Health advocacy

A new role for design professionals
Friday, November 9, 2012
By Kathy Wardle

It seems not a day goes by that a product manufacturer comes out with a new building material that touts environmental merits. Such benefits may include durability, recycled content or recyclability and emission properties relating to volatile organic compounds or formaldehyde.

But what is really known about the ingredients in these building materials?

Over the last 18-24 months, material transparency and disclosure of building material ingredients has emerged as an extremely important trend within the green building movement.

Although this concern is not necessarily new, increasing evidence suggests greater care and consideration should be given to the overall health and environmental impacts of building materials. Sources like the U.S. Environmental Protection Agency have found concentrations of indoor pollutants at levels two to five times higher than typical outdoor levels. Dizziness, fatigue, respiratory ailments, heart disease and cancer have all been linked to indoor air pollution.

Part of the challenge in minimizing exposure to harmful substances is it is difficult to find a complete list of building material ingredients that allows industry to determine which ones are potentially harmful. Some manufacturers do not disclose information due to proprietary reasons while others simply don’t know due to complex material supply chains.

A collective effort is underway by the Materials Research Collaborative to develop a Health Product Declaration (HPD) open standard, which is aimed at creating a consistent format for reporting product content and associated health information for individual building products and materials.

By creating a unified format, similar to the concept of a food label, building material ingredients will be reported in a consistent manner. It will help manufacturers standardize information that is provided to practitioners and assist practitioners to compare and contrast the performance of building materials.

Currently, 48 companies and organizations have endorsed the HPD open standard and 30 manufacturers have committed to participating in the 2012 HPD pilot project. This standard could prove to be extremely effective in having manufacturers report more accurately on material ingredients.

A parallel effort is underway by the U.S. Green Building Council (USGBC) to encourage material disclosure. It is proposing two new credits on material ingredient reporting and avoidance of chemicals of concern for the next version of LEED (Leadership in Energy and Environmental Design). If such credits are accepted within the fourth version of LEED, it will help create market demand for greater transparency in the building material manufacturing sector. USGBC members have an opportunity through the public comment periods to support the adoption of these credits.

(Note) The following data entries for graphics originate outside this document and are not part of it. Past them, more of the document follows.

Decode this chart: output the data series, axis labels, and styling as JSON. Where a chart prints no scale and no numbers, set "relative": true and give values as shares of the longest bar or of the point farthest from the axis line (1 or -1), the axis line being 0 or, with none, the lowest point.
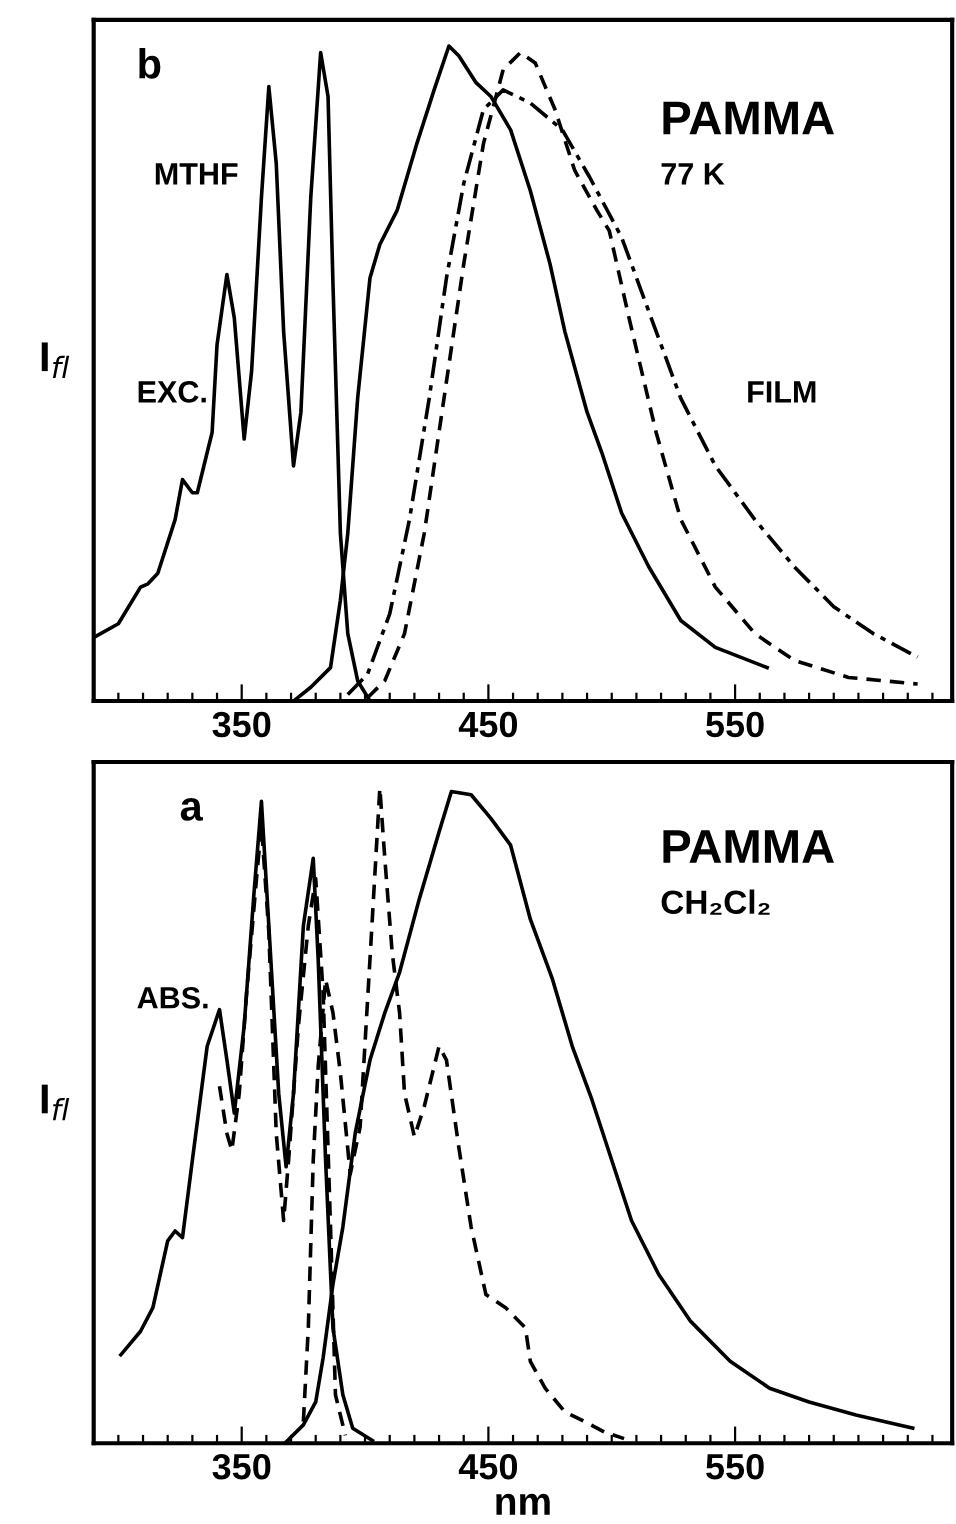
{
  "chart_data": [
    {
      "type": "line",
      "relative": true,
      "ylabel": "I$_{fl}$",
      "xlim": [
        290,
        638
      ],
      "xticks": [
        {
          "value": 300,
          "label": null
        },
        {
          "value": 310,
          "label": null
        },
        {
          "value": 320,
          "label": null
        },
        {
          "value": 330,
          "label": null
        },
        {
          "value": 340,
          "label": null
        },
        350,
        {
          "value": 360,
          "label": null
        },
        {
          "value": 370,
          "label": null
        },
        {
          "value": 380,
          "label": null
        },
        {
          "value": 390,
          "label": null
        },
        {
          "value": 400,
          "label": null
        },
        {
          "value": 410,
          "label": null
        },
        {
          "value": 420,
          "label": null
        },
        {
          "value": 430,
          "label": null
        },
        {
          "value": 440,
          "label": null
        },
        450,
        {
          "value": 460,
          "label": null
        },
        {
          "value": 470,
          "label": null
        },
        {
          "value": 480,
          "label": null
        },
        {
          "value": 490,
          "label": null
        },
        {
          "value": 500,
          "label": null
        },
        {
          "value": 510,
          "label": null
        },
        {
          "value": 520,
          "label": null
        },
        {
          "value": 530,
          "label": null
        },
        {
          "value": 540,
          "label": null
        },
        550,
        {
          "value": 560,
          "label": null
        },
        {
          "value": 570,
          "label": null
        },
        {
          "value": 580,
          "label": null
        },
        {
          "value": 590,
          "label": null
        },
        {
          "value": 600,
          "label": null
        },
        {
          "value": 610,
          "label": null
        },
        {
          "value": 620,
          "label": null
        },
        {
          "value": 630,
          "label": null
        }
      ],
      "tick_labels": "x",
      "grid": false,
      "legend": false,
      "annotations": [
        "b",
        "MTHF",
        "PAMMA",
        "77 K"
      ],
      "series": [
        {
          "name": "EXC.",
          "color": "#000000",
          "line_style": "solid",
          "x": [
            290,
            300,
            309,
            312,
            316,
            323,
            326,
            330,
            332,
            338,
            340,
            344,
            347,
            351,
            354,
            358,
            361,
            364,
            367,
            371,
            374,
            378,
            382,
            385,
            387,
            390,
            393,
            397,
            402
          ],
          "values": [
            0.097,
            0.118,
            0.174,
            0.179,
            0.195,
            0.277,
            0.338,
            0.318,
            0.318,
            0.41,
            0.544,
            0.651,
            0.585,
            0.4,
            0.503,
            0.769,
            0.938,
            0.821,
            0.564,
            0.359,
            0.441,
            0.769,
            0.99,
            0.923,
            0.636,
            0.256,
            0.103,
            0.031,
            0
          ]
        },
        {
          "color": "#000000",
          "line_style": "solid",
          "x": [
            371,
            378,
            386,
            390,
            393,
            397,
            402,
            406,
            413,
            421,
            428,
            434,
            438,
            445,
            451,
            459,
            467,
            475,
            481,
            490,
            496,
            504,
            515,
            528,
            542,
            563
          ],
          "values": [
            0,
            0.021,
            0.051,
            0.154,
            0.256,
            0.462,
            0.646,
            0.697,
            0.749,
            0.851,
            0.933,
            1,
            0.985,
            0.944,
            0.923,
            0.872,
            0.779,
            0.667,
            0.564,
            0.441,
            0.379,
            0.287,
            0.205,
            0.123,
            0.082,
            0.051
          ]
        },
        {
          "color": "#000000",
          "line_style": "dashed",
          "x": [
            401,
            408,
            416,
            424,
            432,
            440,
            448,
            456,
            463,
            469,
            477,
            485,
            494,
            499,
            507,
            518,
            528,
            542,
            558,
            574,
            596,
            624
          ],
          "values": [
            0.005,
            0.031,
            0.103,
            0.256,
            0.462,
            0.667,
            0.851,
            0.964,
            0.99,
            0.974,
            0.903,
            0.81,
            0.749,
            0.718,
            0.585,
            0.41,
            0.277,
            0.174,
            0.103,
            0.062,
            0.036,
            0.026
          ]
        },
        {
          "name": "FILM",
          "color": "#000000",
          "line_style": "dashdot",
          "x": [
            393,
            401,
            410,
            418,
            426,
            433,
            440,
            448,
            456,
            467,
            480,
            491,
            504,
            515,
            528,
            542,
            558,
            574,
            590,
            606,
            624
          ],
          "values": [
            0.01,
            0.041,
            0.133,
            0.277,
            0.462,
            0.646,
            0.79,
            0.903,
            0.933,
            0.913,
            0.872,
            0.8,
            0.708,
            0.595,
            0.462,
            0.359,
            0.277,
            0.205,
            0.144,
            0.103,
            0.067
          ]
        }
      ]
    },
    {
      "type": "line",
      "relative": true,
      "ylabel": "I$_{fl}$",
      "xlabel": "nm",
      "xlim": [
        290,
        638
      ],
      "xticks": [
        {
          "value": 300,
          "label": null
        },
        {
          "value": 310,
          "label": null
        },
        {
          "value": 320,
          "label": null
        },
        {
          "value": 330,
          "label": null
        },
        {
          "value": 340,
          "label": null
        },
        350,
        {
          "value": 360,
          "label": null
        },
        {
          "value": 370,
          "label": null
        },
        {
          "value": 380,
          "label": null
        },
        {
          "value": 390,
          "label": null
        },
        {
          "value": 400,
          "label": null
        },
        {
          "value": 410,
          "label": null
        },
        {
          "value": 420,
          "label": null
        },
        {
          "value": 430,
          "label": null
        },
        {
          "value": 440,
          "label": null
        },
        450,
        {
          "value": 460,
          "label": null
        },
        {
          "value": 470,
          "label": null
        },
        {
          "value": 480,
          "label": null
        },
        {
          "value": 490,
          "label": null
        },
        {
          "value": 500,
          "label": null
        },
        {
          "value": 510,
          "label": null
        },
        {
          "value": 520,
          "label": null
        },
        {
          "value": 530,
          "label": null
        },
        {
          "value": 540,
          "label": null
        },
        550,
        {
          "value": 560,
          "label": null
        },
        {
          "value": 570,
          "label": null
        },
        {
          "value": 580,
          "label": null
        },
        {
          "value": 590,
          "label": null
        },
        {
          "value": 600,
          "label": null
        },
        {
          "value": 610,
          "label": null
        },
        {
          "value": 620,
          "label": null
        },
        {
          "value": 630,
          "label": null
        }
      ],
      "tick_labels": "x",
      "grid": false,
      "legend": false,
      "annotations": [
        "a",
        "PAMMA",
        "CH₂Cl₂"
      ],
      "series": [
        {
          "name": "ABS.",
          "color": "#000000",
          "line_style": "solid",
          "x": [
            301,
            309,
            314,
            320,
            323,
            326,
            330,
            336,
            341,
            344,
            347,
            351,
            355,
            358,
            361,
            365,
            368,
            371,
            375,
            379,
            381,
            384,
            387,
            391,
            395,
            403
          ],
          "values": [
            0.135,
            0.171,
            0.207,
            0.309,
            0.324,
            0.314,
            0.432,
            0.606,
            0.662,
            0.585,
            0.504,
            0.637,
            0.841,
            0.98,
            0.79,
            0.534,
            0.422,
            0.534,
            0.79,
            0.893,
            0.739,
            0.432,
            0.176,
            0.074,
            0.023,
            0.004
          ]
        },
        {
          "color": "#000000",
          "line_style": "dashed",
          "x": [
            341,
            344,
            346,
            349,
            352,
            356,
            358,
            361,
            364,
            367,
            369,
            373,
            377,
            380,
            383,
            386,
            388,
            392
          ],
          "values": [
            0.545,
            0.473,
            0.447,
            0.534,
            0.688,
            0.862,
            0.944,
            0.78,
            0.473,
            0.34,
            0.432,
            0.637,
            0.79,
            0.862,
            0.688,
            0.33,
            0.074,
            0.012
          ]
        },
        {
          "color": "#000000",
          "line_style": "solid",
          "x": [
            368,
            375,
            380,
            383,
            387,
            391,
            396,
            402,
            408,
            414,
            422,
            430,
            435,
            443,
            451,
            459,
            467,
            476,
            484,
            492,
            500,
            508,
            519,
            532,
            548,
            564,
            580,
            599,
            613,
            622
          ],
          "values": [
            0.002,
            0.028,
            0.063,
            0.13,
            0.243,
            0.33,
            0.473,
            0.585,
            0.657,
            0.719,
            0.831,
            0.933,
            0.995,
            0.99,
            0.954,
            0.913,
            0.8,
            0.708,
            0.606,
            0.524,
            0.432,
            0.34,
            0.258,
            0.186,
            0.125,
            0.084,
            0.063,
            0.043,
            0.031,
            0.023
          ]
        },
        {
          "color": "#000000",
          "line_style": "dashed",
          "x": [
            375,
            377,
            379,
            381,
            384,
            387,
            390,
            394,
            398,
            402,
            406,
            408,
            411,
            414,
            416,
            420,
            424,
            430,
            433,
            438,
            443,
            449,
            457,
            465,
            467,
            473,
            481,
            489,
            497,
            505
          ],
          "values": [
            0.033,
            0.176,
            0.432,
            0.575,
            0.708,
            0.657,
            0.565,
            0.411,
            0.483,
            0.739,
            1,
            0.893,
            0.749,
            0.657,
            0.534,
            0.468,
            0.514,
            0.606,
            0.585,
            0.452,
            0.33,
            0.227,
            0.207,
            0.176,
            0.125,
            0.084,
            0.048,
            0.033,
            0.017,
            0.007
          ]
        }
      ]
    }
  ]
}
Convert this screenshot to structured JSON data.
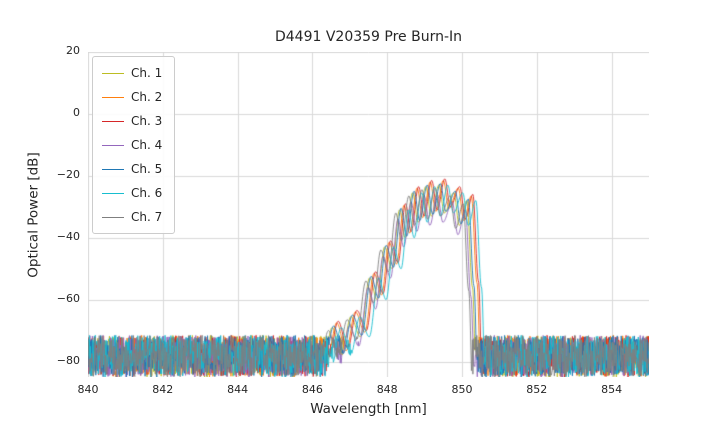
{
  "chart_data": {
    "type": "line",
    "title": "D4491 V20359 Pre Burn-In",
    "xlabel": "Wavelength [nm]",
    "ylabel": "Optical Power [dB]",
    "xlim": [
      840,
      855
    ],
    "ylim": [
      -85,
      20
    ],
    "grid": true,
    "legend_position": "upper left",
    "colors": {
      "background": "#ffffff",
      "grid": "#d9d9d9",
      "text": "#262626"
    },
    "xticks": [
      {
        "value": 840,
        "label": "840"
      },
      {
        "value": 842,
        "label": "842"
      },
      {
        "value": 844,
        "label": "844"
      },
      {
        "value": 846,
        "label": "846"
      },
      {
        "value": 848,
        "label": "848"
      },
      {
        "value": 850,
        "label": "850"
      },
      {
        "value": 852,
        "label": "852"
      },
      {
        "value": 854,
        "label": "854"
      }
    ],
    "yticks": [
      {
        "value": 20,
        "label": "20"
      },
      {
        "value": 0,
        "label": "0"
      },
      {
        "value": -20,
        "label": "−20"
      },
      {
        "value": -40,
        "label": "−40"
      },
      {
        "value": -60,
        "label": "−60"
      },
      {
        "value": -80,
        "label": "−80"
      }
    ],
    "series": [
      {
        "name": "Ch. 1",
        "color": "#bcbd22",
        "dx": -0.02,
        "dy": -1
      },
      {
        "name": "Ch. 2",
        "color": "#ff7f0e",
        "dx": 0.1,
        "dy": 0.5
      },
      {
        "name": "Ch. 3",
        "color": "#d62728",
        "dx": 0.14,
        "dy": 1
      },
      {
        "name": "Ch. 4",
        "color": "#9467bd",
        "dx": -0.06,
        "dy": -4,
        "dropout_x": 846.33
      },
      {
        "name": "Ch. 5",
        "color": "#1f77b4",
        "dx": 0.02,
        "dy": -0.5
      },
      {
        "name": "Ch. 6",
        "color": "#17becf",
        "dx": 0.22,
        "dy": -1
      },
      {
        "name": "Ch. 7",
        "color": "#7f7f7f",
        "dx": -0.12,
        "dy": -2
      }
    ],
    "envelope_points": [
      [
        840.0,
        -95
      ],
      [
        846.15,
        -95
      ],
      [
        846.3,
        -80
      ],
      [
        846.55,
        -68
      ],
      [
        846.8,
        -77
      ],
      [
        847.05,
        -64.5
      ],
      [
        847.3,
        -71
      ],
      [
        847.55,
        -52
      ],
      [
        847.75,
        -59
      ],
      [
        847.95,
        -42
      ],
      [
        848.15,
        -49
      ],
      [
        848.35,
        -30
      ],
      [
        848.5,
        -39
      ],
      [
        848.7,
        -24.5
      ],
      [
        848.85,
        -34
      ],
      [
        849.05,
        -22.5
      ],
      [
        849.2,
        -32
      ],
      [
        849.4,
        -22
      ],
      [
        849.55,
        -31
      ],
      [
        849.8,
        -24.5
      ],
      [
        849.95,
        -35
      ],
      [
        850.15,
        -27
      ],
      [
        850.3,
        -55
      ],
      [
        850.42,
        -95
      ],
      [
        855.0,
        -95
      ]
    ],
    "noise_floor": {
      "min": -85,
      "max": -71.5
    },
    "noise_seed": 987654321
  }
}
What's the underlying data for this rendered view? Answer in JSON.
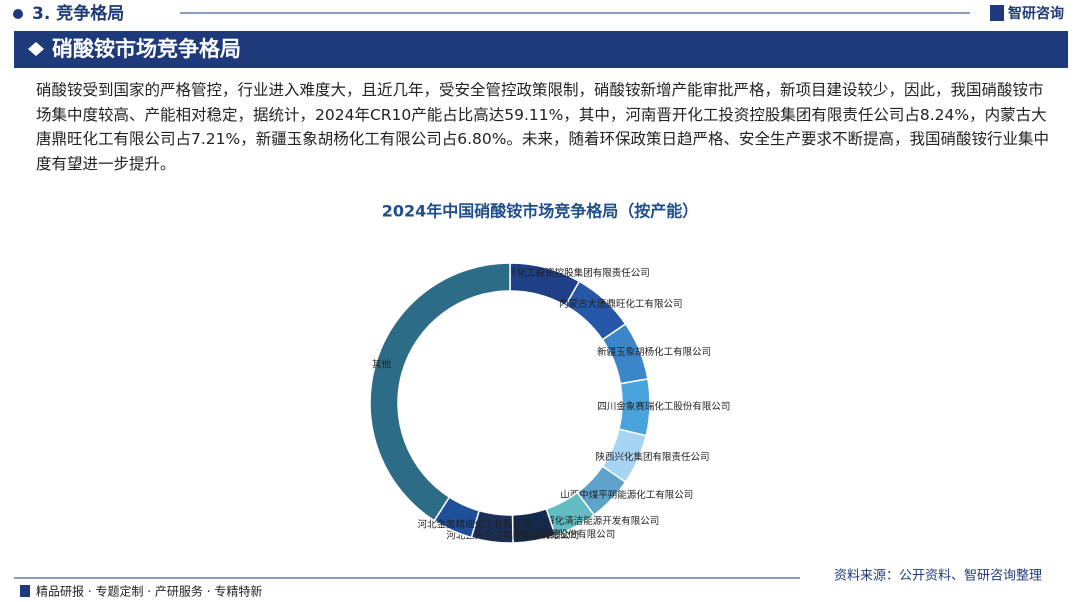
{
  "header": {
    "section": "3. 竞争格局",
    "brand": "智研咨询",
    "banner": "硝酸铵市场竞争格局"
  },
  "paragraph": "硝酸铵受到国家的严格管控，行业进入难度大，且近几年，受安全管控政策限制，硝酸铵新增产能审批严格，新项目建设较少，因此，我国硝酸铵市场集中度较高、产能相对稳定，据统计，2024年CR10产能占比高达59.11%，其中，河南晋开化工投资控股集团有限责任公司占8.24%，内蒙古大唐鼎旺化工有限公司占7.21%，新疆玉象胡杨化工有限公司占6.80%。未来，随着环保政策日趋严格、安全生产要求不断提高，我国硝酸铵行业集中度有望进一步提升。",
  "footer": {
    "left": "精品研报 · 专题定制 · 产研服务 · 专精特新",
    "source": "资料来源：公开资料、智研咨询整理"
  },
  "chart_data": {
    "type": "donut",
    "title": "2024年中国硝酸铵市场竞争格局（按产能）",
    "categories": [
      "河南晋开化工投资控股集团有限责任公司",
      "内蒙古大唐鼎旺化工有限公司",
      "新疆玉象胡杨化工有限公司",
      "四川金象赛瑞化工股份有限公司",
      "陕西兴化集团有限责任公司",
      "山西中煤平朔能源化工有限公司",
      "云南解化清洁能源开发有限公司",
      "天脊煤化工集团股份有限公司",
      "河北正元化工集团股份有限公司",
      "河北金奥精细化工有限公司",
      "其他"
    ],
    "values": [
      8.24,
      7.21,
      6.8,
      6.5,
      5.8,
      5.2,
      5.0,
      4.9,
      4.8,
      4.66,
      40.89
    ],
    "colors": [
      "#1f3f86",
      "#2757a8",
      "#3a86c8",
      "#4aa3dc",
      "#a7d4f2",
      "#5fa3cc",
      "#62bcc2",
      "#142a4c",
      "#1b2f5a",
      "#1d4f9a",
      "#2d6c86"
    ]
  }
}
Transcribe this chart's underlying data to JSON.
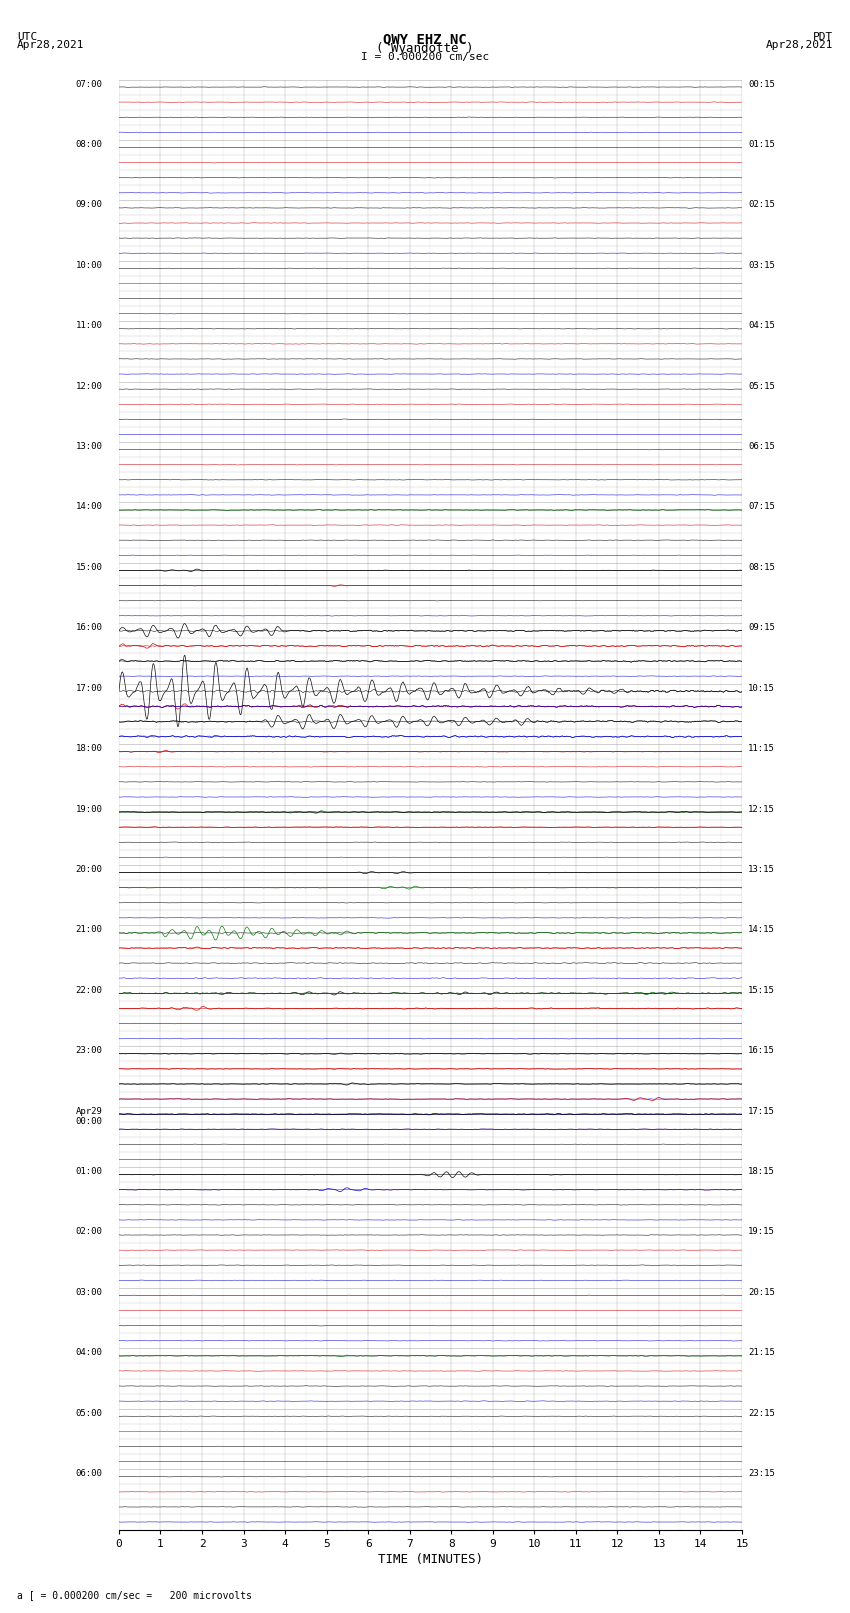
{
  "title_line1": "QWY EHZ NC",
  "title_line2": "( Wyandotte )",
  "scale_label": "I = 0.000200 cm/sec",
  "left_label_line1": "UTC",
  "left_label_line2": "Apr28,2021",
  "right_label_line1": "PDT",
  "right_label_line2": "Apr28,2021",
  "bottom_label": "a [ = 0.000200 cm/sec =   200 microvolts",
  "xlabel": "TIME (MINUTES)",
  "utc_times": [
    "07:00",
    "",
    "",
    "",
    "08:00",
    "",
    "",
    "",
    "09:00",
    "",
    "",
    "",
    "10:00",
    "",
    "",
    "",
    "11:00",
    "",
    "",
    "",
    "12:00",
    "",
    "",
    "",
    "13:00",
    "",
    "",
    "",
    "14:00",
    "",
    "",
    "",
    "15:00",
    "",
    "",
    "",
    "16:00",
    "",
    "",
    "",
    "17:00",
    "",
    "",
    "",
    "18:00",
    "",
    "",
    "",
    "19:00",
    "",
    "",
    "",
    "20:00",
    "",
    "",
    "",
    "21:00",
    "",
    "",
    "",
    "22:00",
    "",
    "",
    "",
    "23:00",
    "",
    "",
    "",
    "Apr29\n00:00",
    "",
    "",
    "",
    "01:00",
    "",
    "",
    "",
    "02:00",
    "",
    "",
    "",
    "03:00",
    "",
    "",
    "",
    "04:00",
    "",
    "",
    "",
    "05:00",
    "",
    "",
    "",
    "06:00",
    "",
    "",
    ""
  ],
  "pdt_times": [
    "00:15",
    "",
    "",
    "",
    "01:15",
    "",
    "",
    "",
    "02:15",
    "",
    "",
    "",
    "03:15",
    "",
    "",
    "",
    "04:15",
    "",
    "",
    "",
    "05:15",
    "",
    "",
    "",
    "06:15",
    "",
    "",
    "",
    "07:15",
    "",
    "",
    "",
    "08:15",
    "",
    "",
    "",
    "09:15",
    "",
    "",
    "",
    "10:15",
    "",
    "",
    "",
    "11:15",
    "",
    "",
    "",
    "12:15",
    "",
    "",
    "",
    "13:15",
    "",
    "",
    "",
    "14:15",
    "",
    "",
    "",
    "15:15",
    "",
    "",
    "",
    "16:15",
    "",
    "",
    "",
    "17:15",
    "",
    "",
    "",
    "18:15",
    "",
    "",
    "",
    "19:15",
    "",
    "",
    "",
    "20:15",
    "",
    "",
    "",
    "21:15",
    "",
    "",
    "",
    "22:15",
    "",
    "",
    "",
    "23:15",
    "",
    "",
    ""
  ],
  "n_rows": 96,
  "bg_color": "#ffffff",
  "trace_color_black": "#000000",
  "trace_color_red": "#cc0000",
  "trace_color_blue": "#0000cc",
  "trace_color_green": "#007700",
  "grid_color": "#888888",
  "text_color": "#000000",
  "figsize": [
    8.5,
    16.13
  ],
  "dpi": 100
}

While many of these efforts are in their infancy, a number of other good resources should be consulted in the interim while waiting for manufacturers to provide transparent material disclosure. At a minimum, these three resources will allow for more informed decisions regarding the materials used in future projects:

  • Healthy Building Network’s pharos tool is a database of more than 800 building materials. The site also provides detailed lifecycle information about more than 20,000 of the substances used within these materials.
  • Perkins+Will’s precautionary list profiles 25 substances with supporting evidence of the human health impacts. It cross references the building specification divisions in which these substances can be found.
  • BuildingGreen Inc.’s Avoiding Toxic Chemicals in Commercial Building Projects handbook outlines harmful substances, where to find them in building materials, what should be top priorities for human health effects and how to make decisions about avoiding toxic substances.

Beyond consulting these resources, design professionals need to engage clients and consultant teams in this dialogue on material health. Opening the conversation regarding what can be reasonably accomplished with respect to selecting healthier materials will increase the market demand for greater material transparency. Emerging is a new role for the profession – health advocacy. Human health is inextricably linked to environmental sustainability and is an area that can realize tangible results.

Kathy Wardle is associate principal and director of research at Perkins+Will.